Zusteller unterschrieb selbst, Pakete kamen nie an.... Zusteller unterschrieb Übernahmescheine selbst, bestreitet aber Diebstahl. Den Schaden machte er wieder gut.

Von Sandra Frank. Erstellt am 24. August 2017 (06:31)
Symbolfoto: Karin Widhalm
Ein Paketzusteller machte sich die Arbeit ein wenig zu einfach, umkeinen Anschiss zu bekommen.

Vier Zeugen warteten auf Pakete, die allerdings nie bei ihnen ankamen. Und das, obwohl die Annahme des Pakets mit einer Unterschrift bestätigt wurde. Wegen Veruntreuung und Urkundenfälschung musste sich ein Mitarbeiter eines Paketzustelldienstes vor dem Bezirksgericht in Hollabrunn verantworten.

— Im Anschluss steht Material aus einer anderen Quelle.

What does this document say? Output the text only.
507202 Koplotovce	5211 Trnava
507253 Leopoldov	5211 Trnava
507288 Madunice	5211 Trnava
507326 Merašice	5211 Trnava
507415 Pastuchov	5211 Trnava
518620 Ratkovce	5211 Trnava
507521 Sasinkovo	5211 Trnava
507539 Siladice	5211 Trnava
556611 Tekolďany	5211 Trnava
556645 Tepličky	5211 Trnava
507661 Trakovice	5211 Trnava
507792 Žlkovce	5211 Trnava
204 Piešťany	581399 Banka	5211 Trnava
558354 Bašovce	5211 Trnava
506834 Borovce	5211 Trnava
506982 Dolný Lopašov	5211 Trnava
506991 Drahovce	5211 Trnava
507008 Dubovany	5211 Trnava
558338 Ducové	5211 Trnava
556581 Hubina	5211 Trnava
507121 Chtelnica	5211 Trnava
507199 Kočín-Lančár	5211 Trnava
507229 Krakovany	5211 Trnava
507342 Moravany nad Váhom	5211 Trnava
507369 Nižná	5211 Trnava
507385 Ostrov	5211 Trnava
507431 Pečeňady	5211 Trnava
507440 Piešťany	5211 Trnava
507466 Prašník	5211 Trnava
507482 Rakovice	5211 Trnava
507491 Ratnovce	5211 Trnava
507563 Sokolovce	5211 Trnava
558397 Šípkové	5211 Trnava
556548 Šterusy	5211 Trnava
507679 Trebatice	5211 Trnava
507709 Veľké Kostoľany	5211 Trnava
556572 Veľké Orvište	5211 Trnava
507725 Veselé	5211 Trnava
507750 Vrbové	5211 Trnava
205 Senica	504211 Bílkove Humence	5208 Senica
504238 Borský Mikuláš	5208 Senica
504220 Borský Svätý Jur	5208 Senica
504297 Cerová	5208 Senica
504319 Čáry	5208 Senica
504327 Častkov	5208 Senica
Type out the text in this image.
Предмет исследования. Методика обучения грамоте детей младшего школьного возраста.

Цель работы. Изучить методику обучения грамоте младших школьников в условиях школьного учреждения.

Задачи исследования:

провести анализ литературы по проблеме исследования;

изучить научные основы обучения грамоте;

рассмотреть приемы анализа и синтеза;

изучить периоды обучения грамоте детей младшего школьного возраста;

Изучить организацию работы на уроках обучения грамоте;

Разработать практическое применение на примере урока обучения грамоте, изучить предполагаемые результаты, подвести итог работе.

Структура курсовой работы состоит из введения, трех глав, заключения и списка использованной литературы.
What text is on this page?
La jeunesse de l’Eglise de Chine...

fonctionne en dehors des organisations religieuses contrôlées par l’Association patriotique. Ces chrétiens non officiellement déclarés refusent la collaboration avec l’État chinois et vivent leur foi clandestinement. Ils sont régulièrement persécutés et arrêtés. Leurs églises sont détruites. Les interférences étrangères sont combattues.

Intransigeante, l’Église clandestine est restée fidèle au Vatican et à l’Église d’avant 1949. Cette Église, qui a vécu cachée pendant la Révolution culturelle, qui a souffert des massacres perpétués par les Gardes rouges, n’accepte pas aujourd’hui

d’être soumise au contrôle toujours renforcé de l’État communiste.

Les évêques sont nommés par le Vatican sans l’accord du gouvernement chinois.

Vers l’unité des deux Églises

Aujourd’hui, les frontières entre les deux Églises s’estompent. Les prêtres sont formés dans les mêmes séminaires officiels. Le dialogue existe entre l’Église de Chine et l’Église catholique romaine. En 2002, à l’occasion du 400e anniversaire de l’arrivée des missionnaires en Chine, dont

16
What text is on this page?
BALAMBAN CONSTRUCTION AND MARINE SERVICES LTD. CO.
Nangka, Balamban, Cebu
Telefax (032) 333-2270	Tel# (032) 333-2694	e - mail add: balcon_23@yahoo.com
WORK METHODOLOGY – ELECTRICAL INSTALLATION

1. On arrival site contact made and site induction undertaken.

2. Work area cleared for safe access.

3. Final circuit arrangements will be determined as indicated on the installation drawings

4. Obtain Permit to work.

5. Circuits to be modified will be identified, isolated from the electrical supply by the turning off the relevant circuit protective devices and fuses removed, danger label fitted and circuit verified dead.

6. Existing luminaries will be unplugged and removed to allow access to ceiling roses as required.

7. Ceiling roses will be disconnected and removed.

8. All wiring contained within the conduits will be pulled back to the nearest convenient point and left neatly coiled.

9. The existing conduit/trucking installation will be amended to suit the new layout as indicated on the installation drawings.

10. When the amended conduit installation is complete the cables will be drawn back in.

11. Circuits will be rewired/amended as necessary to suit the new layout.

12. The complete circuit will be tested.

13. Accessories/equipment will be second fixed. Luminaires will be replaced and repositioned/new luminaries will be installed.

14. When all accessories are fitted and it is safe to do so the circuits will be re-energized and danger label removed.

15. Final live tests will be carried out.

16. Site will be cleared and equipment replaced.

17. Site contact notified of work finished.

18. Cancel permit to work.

Der Pulkautaler (21) soll die Übernahmescheine selbst unterschrieben und die insgesamt fünf Pakete im Wert von 700 Euro behalten haben. „Ich bekenne mich schuldig, dass ich selbst unterschrieben habe. Gestohlen habe ich die Pakete aber nicht“, beteuerte der 21-Jährige im Zeugenstand. Obwohl er keines der Pakete genommen habe, habe er den gesamten Schaden bereits bezahlt. Das bestätigte auch sein damaliger Vorgesetzter.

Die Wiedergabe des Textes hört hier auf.